I didn't think the 3090 was that much faster (unless it was using Optix), been a while since I looked at any benchmarks though, so could be way off base.
Would that mean that with larger datasets the performance difference would increase? A bit unsure on what you mean, but assuming that the larger available memory would mean larger work items and less transferring of data around?
I find it more surprising that a company decided to optimize their software using Metal first instead of Cuda/Optix.
I was pretty surprised myself; kinda neat though. Tbh largely posted it because I thought it was interesting, as I haven't seen this kind of thing being optimised for metal (let alone metal first).
Gimped by OpenCL. Nice try though.
Probably shouldn't dignify this low effort troll with a response, but hey ho. There's a compelling case for OpenCl (at least historically). Off the top of my head:
- Vendor and platform agnostic.
- Tends to be more stable. Nvidia semi-regularly seem to release drivers that break things which makes using them in production fun.
- Works on the GPU and CPU; this enables you to develop things fast locally and submit the farm and get the same results (ish).
Curious to see how things go as we move away from OpenCL/GL.
No it doesn't. OpenCL is not equivalent to Metal. In fact, Metal is what replaced OpenCL and OpenGL when Apple deprecated it in MacOS. The fair comparison would be Metal to Cuda, not Metal to OpenCL.
Agree that the story would be different with CUDA, but was curious to see the improvements in performance on the Mac between Metal and OpenCL. I guess that out of date OpenCL version was really hindering things.

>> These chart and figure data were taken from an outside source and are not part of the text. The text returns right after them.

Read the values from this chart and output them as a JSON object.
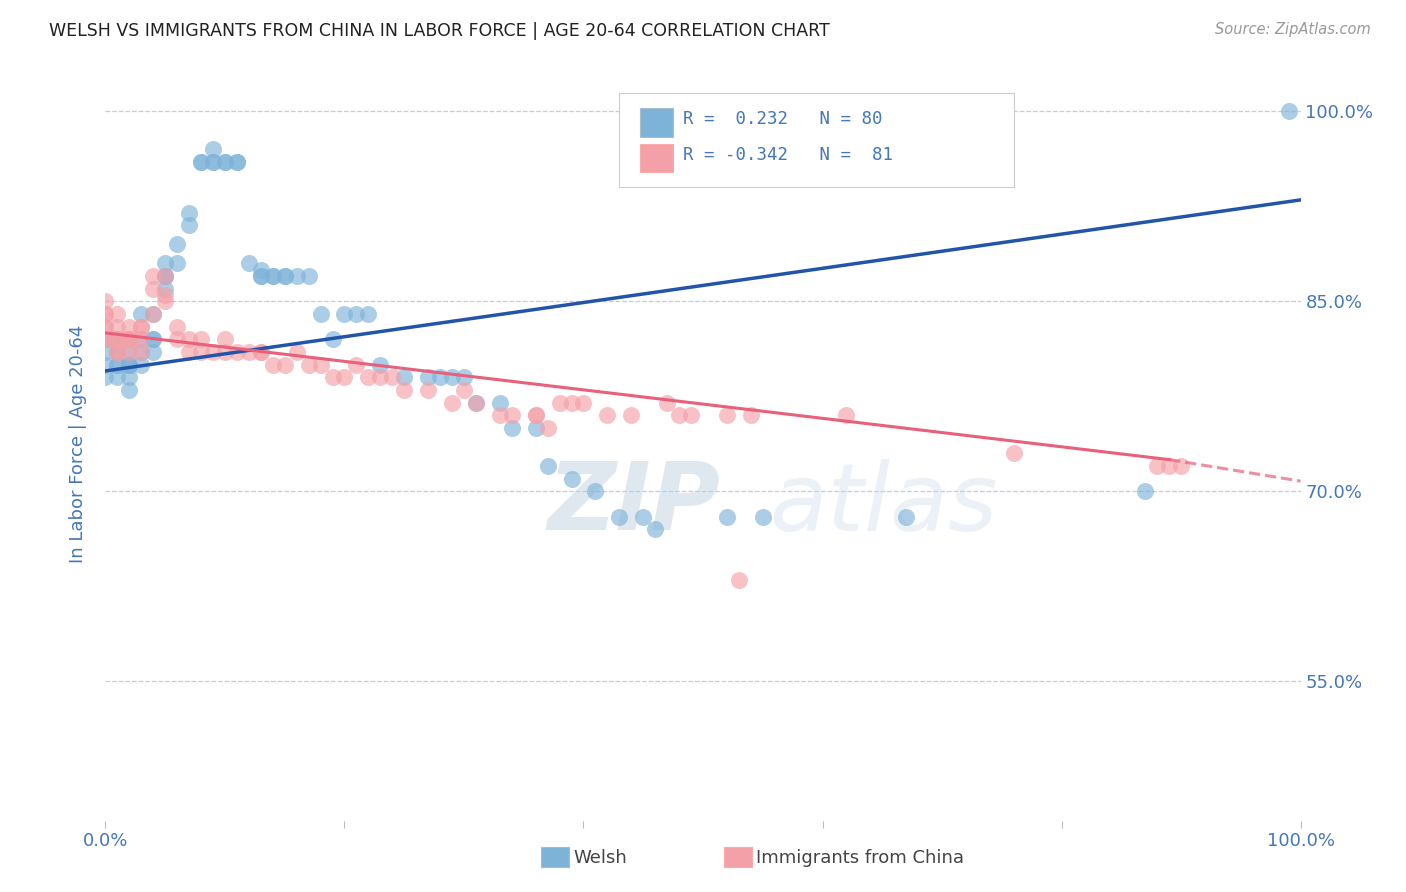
{
  "title": "WELSH VS IMMIGRANTS FROM CHINA IN LABOR FORCE | AGE 20-64 CORRELATION CHART",
  "source": "Source: ZipAtlas.com",
  "ylabel": "In Labor Force | Age 20-64",
  "ytick_labels": [
    "100.0%",
    "85.0%",
    "70.0%",
    "55.0%"
  ],
  "ytick_values": [
    1.0,
    0.85,
    0.7,
    0.55
  ],
  "xlim": [
    0.0,
    1.0
  ],
  "ylim": [
    0.44,
    1.035
  ],
  "blue_R": 0.232,
  "blue_N": 80,
  "pink_R": -0.342,
  "pink_N": 81,
  "blue_color": "#7EB3D8",
  "pink_color": "#F4A0A8",
  "blue_line_color": "#2255AA",
  "pink_line_color": "#E8607A",
  "title_color": "#333333",
  "axis_color": "#4477BB",
  "legend_blue_label": "Welsh",
  "legend_pink_label": "Immigrants from China",
  "watermark_zip": "ZIP",
  "watermark_atlas": "atlas",
  "blue_trend": [
    0.0,
    0.795,
    1.0,
    0.93
  ],
  "pink_trend_solid": [
    0.0,
    0.825,
    0.89,
    0.725
  ],
  "pink_trend_dash": [
    0.89,
    0.725,
    1.0,
    0.708
  ],
  "blue_scatter": [
    [
      0.0,
      0.82
    ],
    [
      0.0,
      0.81
    ],
    [
      0.0,
      0.8
    ],
    [
      0.0,
      0.79
    ],
    [
      0.0,
      0.82
    ],
    [
      0.01,
      0.82
    ],
    [
      0.01,
      0.81
    ],
    [
      0.01,
      0.8
    ],
    [
      0.01,
      0.82
    ],
    [
      0.01,
      0.8
    ],
    [
      0.01,
      0.79
    ],
    [
      0.01,
      0.81
    ],
    [
      0.01,
      0.82
    ],
    [
      0.02,
      0.82
    ],
    [
      0.02,
      0.8
    ],
    [
      0.02,
      0.81
    ],
    [
      0.02,
      0.8
    ],
    [
      0.02,
      0.79
    ],
    [
      0.02,
      0.78
    ],
    [
      0.02,
      0.8
    ],
    [
      0.03,
      0.82
    ],
    [
      0.03,
      0.8
    ],
    [
      0.03,
      0.81
    ],
    [
      0.03,
      0.84
    ],
    [
      0.04,
      0.82
    ],
    [
      0.04,
      0.81
    ],
    [
      0.04,
      0.82
    ],
    [
      0.04,
      0.84
    ],
    [
      0.05,
      0.87
    ],
    [
      0.05,
      0.88
    ],
    [
      0.05,
      0.87
    ],
    [
      0.05,
      0.86
    ],
    [
      0.06,
      0.895
    ],
    [
      0.06,
      0.88
    ],
    [
      0.07,
      0.91
    ],
    [
      0.07,
      0.92
    ],
    [
      0.08,
      0.96
    ],
    [
      0.08,
      0.96
    ],
    [
      0.09,
      0.96
    ],
    [
      0.09,
      0.96
    ],
    [
      0.09,
      0.97
    ],
    [
      0.1,
      0.96
    ],
    [
      0.1,
      0.96
    ],
    [
      0.11,
      0.96
    ],
    [
      0.11,
      0.96
    ],
    [
      0.12,
      0.88
    ],
    [
      0.13,
      0.87
    ],
    [
      0.13,
      0.87
    ],
    [
      0.13,
      0.875
    ],
    [
      0.14,
      0.87
    ],
    [
      0.14,
      0.87
    ],
    [
      0.15,
      0.87
    ],
    [
      0.15,
      0.87
    ],
    [
      0.16,
      0.87
    ],
    [
      0.17,
      0.87
    ],
    [
      0.18,
      0.84
    ],
    [
      0.19,
      0.82
    ],
    [
      0.2,
      0.84
    ],
    [
      0.21,
      0.84
    ],
    [
      0.22,
      0.84
    ],
    [
      0.23,
      0.8
    ],
    [
      0.25,
      0.79
    ],
    [
      0.27,
      0.79
    ],
    [
      0.28,
      0.79
    ],
    [
      0.29,
      0.79
    ],
    [
      0.3,
      0.79
    ],
    [
      0.31,
      0.77
    ],
    [
      0.33,
      0.77
    ],
    [
      0.34,
      0.75
    ],
    [
      0.36,
      0.75
    ],
    [
      0.37,
      0.72
    ],
    [
      0.39,
      0.71
    ],
    [
      0.41,
      0.7
    ],
    [
      0.43,
      0.68
    ],
    [
      0.45,
      0.68
    ],
    [
      0.46,
      0.67
    ],
    [
      0.52,
      0.68
    ],
    [
      0.55,
      0.68
    ],
    [
      0.67,
      0.68
    ],
    [
      0.87,
      0.7
    ],
    [
      0.99,
      1.0
    ]
  ],
  "pink_scatter": [
    [
      0.0,
      0.83
    ],
    [
      0.0,
      0.84
    ],
    [
      0.0,
      0.82
    ],
    [
      0.0,
      0.83
    ],
    [
      0.0,
      0.84
    ],
    [
      0.0,
      0.85
    ],
    [
      0.0,
      0.82
    ],
    [
      0.01,
      0.82
    ],
    [
      0.01,
      0.81
    ],
    [
      0.01,
      0.82
    ],
    [
      0.01,
      0.83
    ],
    [
      0.01,
      0.84
    ],
    [
      0.01,
      0.82
    ],
    [
      0.01,
      0.82
    ],
    [
      0.01,
      0.81
    ],
    [
      0.01,
      0.82
    ],
    [
      0.02,
      0.82
    ],
    [
      0.02,
      0.83
    ],
    [
      0.02,
      0.81
    ],
    [
      0.02,
      0.82
    ],
    [
      0.02,
      0.82
    ],
    [
      0.03,
      0.83
    ],
    [
      0.03,
      0.81
    ],
    [
      0.03,
      0.82
    ],
    [
      0.03,
      0.83
    ],
    [
      0.04,
      0.84
    ],
    [
      0.04,
      0.87
    ],
    [
      0.04,
      0.86
    ],
    [
      0.05,
      0.87
    ],
    [
      0.05,
      0.855
    ],
    [
      0.05,
      0.85
    ],
    [
      0.06,
      0.83
    ],
    [
      0.06,
      0.82
    ],
    [
      0.07,
      0.81
    ],
    [
      0.07,
      0.82
    ],
    [
      0.08,
      0.81
    ],
    [
      0.08,
      0.82
    ],
    [
      0.09,
      0.81
    ],
    [
      0.1,
      0.82
    ],
    [
      0.1,
      0.81
    ],
    [
      0.11,
      0.81
    ],
    [
      0.12,
      0.81
    ],
    [
      0.13,
      0.81
    ],
    [
      0.13,
      0.81
    ],
    [
      0.14,
      0.8
    ],
    [
      0.15,
      0.8
    ],
    [
      0.16,
      0.81
    ],
    [
      0.17,
      0.8
    ],
    [
      0.18,
      0.8
    ],
    [
      0.19,
      0.79
    ],
    [
      0.2,
      0.79
    ],
    [
      0.21,
      0.8
    ],
    [
      0.22,
      0.79
    ],
    [
      0.23,
      0.79
    ],
    [
      0.24,
      0.79
    ],
    [
      0.25,
      0.78
    ],
    [
      0.27,
      0.78
    ],
    [
      0.29,
      0.77
    ],
    [
      0.3,
      0.78
    ],
    [
      0.31,
      0.77
    ],
    [
      0.33,
      0.76
    ],
    [
      0.34,
      0.76
    ],
    [
      0.36,
      0.76
    ],
    [
      0.36,
      0.76
    ],
    [
      0.37,
      0.75
    ],
    [
      0.38,
      0.77
    ],
    [
      0.39,
      0.77
    ],
    [
      0.4,
      0.77
    ],
    [
      0.42,
      0.76
    ],
    [
      0.44,
      0.76
    ],
    [
      0.47,
      0.77
    ],
    [
      0.48,
      0.76
    ],
    [
      0.49,
      0.76
    ],
    [
      0.52,
      0.76
    ],
    [
      0.53,
      0.63
    ],
    [
      0.54,
      0.76
    ],
    [
      0.62,
      0.76
    ],
    [
      0.76,
      0.73
    ],
    [
      0.88,
      0.72
    ],
    [
      0.89,
      0.72
    ],
    [
      0.9,
      0.72
    ]
  ]
}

Besides for my use case OpenCL is a far better comparison, since most of the Houdini (outside of Karma GPU) is uses OpenCL (I think the only things that uses Optix are the vellum pressure constraint nodes).
I guess, comparing Apples to Apples (heh), the main takeaway would be that Nvidia offers terrible performance for OpenCL, given that Apple's massively out of date version (1.2 from 2013 iirc) gets pretty close it.